Che auspichi «meno oligarchie, più Borsa» che indichi i limiti — noti e da tempo avvertiti — delle «ristrette oligarchie» del capitalismo familiare e i pericoli — altrettanto noti ma non avvertiti in tempo — del ruolo improprio che avrebbero le Fondazioni quali investitori istituzionali, che socchiuda le bronzee porte della flessibilità in azienda: tutti i temi toccati da Massimo D’Alema sono variazioni sul tema della concorrenza. Le condizioni della concorrenza sono le istituzioni a crearle: e qui non si può fare a meno di notarne il ritardo, che le parole di D’Alema rendono ancora più striden­te: a chi si rivolgeva il capo del Governo quando denunciava la mancanza di fondi pen­sione? Ma la concorrenza è anche cultura: e quale cultura della concorrenza può dare il monopolio statale del sistema scolastico, che di fatto nega l’effettivo uso della libertà, per gli studenti, di avere la formazione di propria scelta e peri docenti di insegnare secondo le proprie scelte? L’avere sradicato la selezione per merito ha degradato irrimediabilmente un sistema scolastico di cui potevamo menar vanto; in mancanza di concorrenza le università muoiono di corporativismo, i più valorosi tra gli accademici sono in prima fila a lamentarlo.

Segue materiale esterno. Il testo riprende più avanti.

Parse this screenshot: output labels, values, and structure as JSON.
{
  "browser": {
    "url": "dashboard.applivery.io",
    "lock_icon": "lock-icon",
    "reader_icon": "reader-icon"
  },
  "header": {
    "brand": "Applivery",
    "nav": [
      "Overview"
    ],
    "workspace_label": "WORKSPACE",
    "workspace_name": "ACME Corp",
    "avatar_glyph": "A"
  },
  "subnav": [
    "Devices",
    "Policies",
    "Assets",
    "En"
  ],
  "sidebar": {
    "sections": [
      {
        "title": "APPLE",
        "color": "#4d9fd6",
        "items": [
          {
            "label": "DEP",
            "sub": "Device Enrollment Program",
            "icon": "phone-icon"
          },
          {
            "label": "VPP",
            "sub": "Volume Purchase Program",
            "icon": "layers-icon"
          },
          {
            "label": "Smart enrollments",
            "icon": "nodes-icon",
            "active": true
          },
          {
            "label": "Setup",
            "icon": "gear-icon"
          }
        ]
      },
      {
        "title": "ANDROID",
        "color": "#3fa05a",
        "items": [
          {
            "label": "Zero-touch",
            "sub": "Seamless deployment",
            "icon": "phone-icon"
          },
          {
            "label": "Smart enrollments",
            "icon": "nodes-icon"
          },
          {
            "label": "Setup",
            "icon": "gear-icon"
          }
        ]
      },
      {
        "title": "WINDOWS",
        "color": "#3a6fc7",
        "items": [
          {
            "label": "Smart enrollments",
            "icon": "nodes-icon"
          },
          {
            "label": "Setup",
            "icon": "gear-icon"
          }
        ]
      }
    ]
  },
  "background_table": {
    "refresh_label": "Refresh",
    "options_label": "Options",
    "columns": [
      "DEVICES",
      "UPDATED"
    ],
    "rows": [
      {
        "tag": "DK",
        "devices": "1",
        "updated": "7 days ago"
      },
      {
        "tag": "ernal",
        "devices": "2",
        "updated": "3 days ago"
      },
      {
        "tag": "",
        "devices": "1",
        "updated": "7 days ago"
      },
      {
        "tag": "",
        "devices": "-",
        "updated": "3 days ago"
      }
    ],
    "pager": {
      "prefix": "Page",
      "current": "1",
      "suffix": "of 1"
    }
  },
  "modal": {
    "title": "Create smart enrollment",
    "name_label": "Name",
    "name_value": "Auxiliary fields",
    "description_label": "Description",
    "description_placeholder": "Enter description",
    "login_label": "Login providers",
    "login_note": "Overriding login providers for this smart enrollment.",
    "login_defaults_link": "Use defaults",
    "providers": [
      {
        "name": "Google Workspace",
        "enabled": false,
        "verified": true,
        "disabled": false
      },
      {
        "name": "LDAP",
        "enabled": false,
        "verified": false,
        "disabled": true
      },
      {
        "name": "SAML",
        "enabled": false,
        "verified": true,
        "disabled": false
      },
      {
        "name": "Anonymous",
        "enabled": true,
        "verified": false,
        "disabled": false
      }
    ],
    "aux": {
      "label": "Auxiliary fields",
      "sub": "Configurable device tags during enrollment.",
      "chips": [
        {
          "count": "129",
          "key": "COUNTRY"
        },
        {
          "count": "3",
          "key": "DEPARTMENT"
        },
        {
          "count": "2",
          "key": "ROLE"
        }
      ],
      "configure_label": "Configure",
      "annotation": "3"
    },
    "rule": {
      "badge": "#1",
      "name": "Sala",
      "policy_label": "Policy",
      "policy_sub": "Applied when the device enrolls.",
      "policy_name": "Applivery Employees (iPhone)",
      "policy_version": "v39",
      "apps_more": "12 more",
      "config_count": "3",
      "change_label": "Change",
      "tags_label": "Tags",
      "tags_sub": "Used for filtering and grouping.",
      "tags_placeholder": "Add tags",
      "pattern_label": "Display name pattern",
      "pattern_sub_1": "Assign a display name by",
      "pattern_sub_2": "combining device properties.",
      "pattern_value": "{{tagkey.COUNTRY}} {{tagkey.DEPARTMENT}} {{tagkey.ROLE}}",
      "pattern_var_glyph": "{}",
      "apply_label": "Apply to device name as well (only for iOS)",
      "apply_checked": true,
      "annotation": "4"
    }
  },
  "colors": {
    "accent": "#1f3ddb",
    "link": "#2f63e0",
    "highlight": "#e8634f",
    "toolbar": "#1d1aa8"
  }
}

È puramente casuale la concomitanza di una visita e di un servizio giornalistico; il riferi­mento alla scuola di perfezionamento collega­to alla prestigiosa università milanese può an­che essere immotivato. Ma è certo pertinente l’occasione per ricordare che ogni discorso sull’aumento di competitività del nostro Paese, nel suo sistema produttivo e nei suoi assetti proprietari, è monco se non si provvede a ricostruire il sistema scolastico sulla base di principi di competizione. Da lì incomincia la formazione di una classe dirigente.